James Loeffler headshot

James Loeffler, an associate professor of history in U.Va.'s College of Arts & Sciences

James Loeffler, an associate professor of history in the University of Virginia’s College of Arts & Sciences, has received a fellowship to study international law for a book project on the history of human rights.

The Mellon New Directions Fellowships assist faculty members in the humanities – arts, history, languages and area studies – as well as fields such as anthropology and geography that bridge the humanities and social sciences, to acquire systematic training outside their own areas of special interest. The fellowship will cover the equivalent of one academic year’s salary, two summers of additional support and tuition fees and other costs associated with the fellows’ training programs. “This project has already led me far afield from my original training in modern Jewish and European history,” he said. “I now find myself ensconced in the highly specialized world of international law, grappling with a distinctive conceptual framework, disciplinary methodology and technical language, all of which are entirely novel to me.”

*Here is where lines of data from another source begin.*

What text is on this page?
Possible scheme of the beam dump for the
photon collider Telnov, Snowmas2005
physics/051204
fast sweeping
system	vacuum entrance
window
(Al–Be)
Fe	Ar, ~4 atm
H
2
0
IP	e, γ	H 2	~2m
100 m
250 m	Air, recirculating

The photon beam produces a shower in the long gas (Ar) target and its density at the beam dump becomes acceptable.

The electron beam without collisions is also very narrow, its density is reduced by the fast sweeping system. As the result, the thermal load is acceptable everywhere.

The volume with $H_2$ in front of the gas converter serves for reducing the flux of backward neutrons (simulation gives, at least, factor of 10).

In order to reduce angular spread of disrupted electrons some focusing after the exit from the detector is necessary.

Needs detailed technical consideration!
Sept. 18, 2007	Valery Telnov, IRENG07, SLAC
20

Loeffler said the fellowship will allow him to devote two semesters to international legal studies through a non-degree program at the Georgetown University Law School. (He will take sabbatical leave next year.) His book-in-process will be the first systematic examination of how the intertwined experiences of genocidal anti-Semitism and modern Jewish politics inflected 20th-century Jewish conceptions of human rights, Loeffler said.

“The vast majority of the historical research in this burgeoning field has assumed that the Holocaust was the key impetus for the emergence of modern human rights law after World War II,” he said. “Yet surprisingly, scholars have never critically examined the actual role of the Jewish legal thinkers and nongovernmental organizations that pioneered several of the key ideas and institutions at the heart of postwar international human rights law.”

Loeffler was attracted to the topic, in part, because of the Jewish role in the human rights movement.

“Jews have been some of the greatest beneficiaries of human rights in the past, such as the international campaign to free Soviet Jewry, and some of the fiercest critics of human rights in the context of the politicization of human rights law involving Israel and the Palestinians,” he said. “I wanted to explain how these two phenomena could take place at the same time.

“Second, it was a topic that everyone alluded to, but no one actually analyzed. I found that many people offered wildly bizarre theories to explain why so many Jews chose this professional path.”

Loeffler is the author of “The Most Musical Nation: Jews and Culture in the Late Russian Empire,” about Jewish/Russian composers before and after the Russian Revolution. He has also launched the history department’s first course on the history of human rights; it began as a 12-person seminar in fall term of 2010, and is now an annual 120-student lecture course.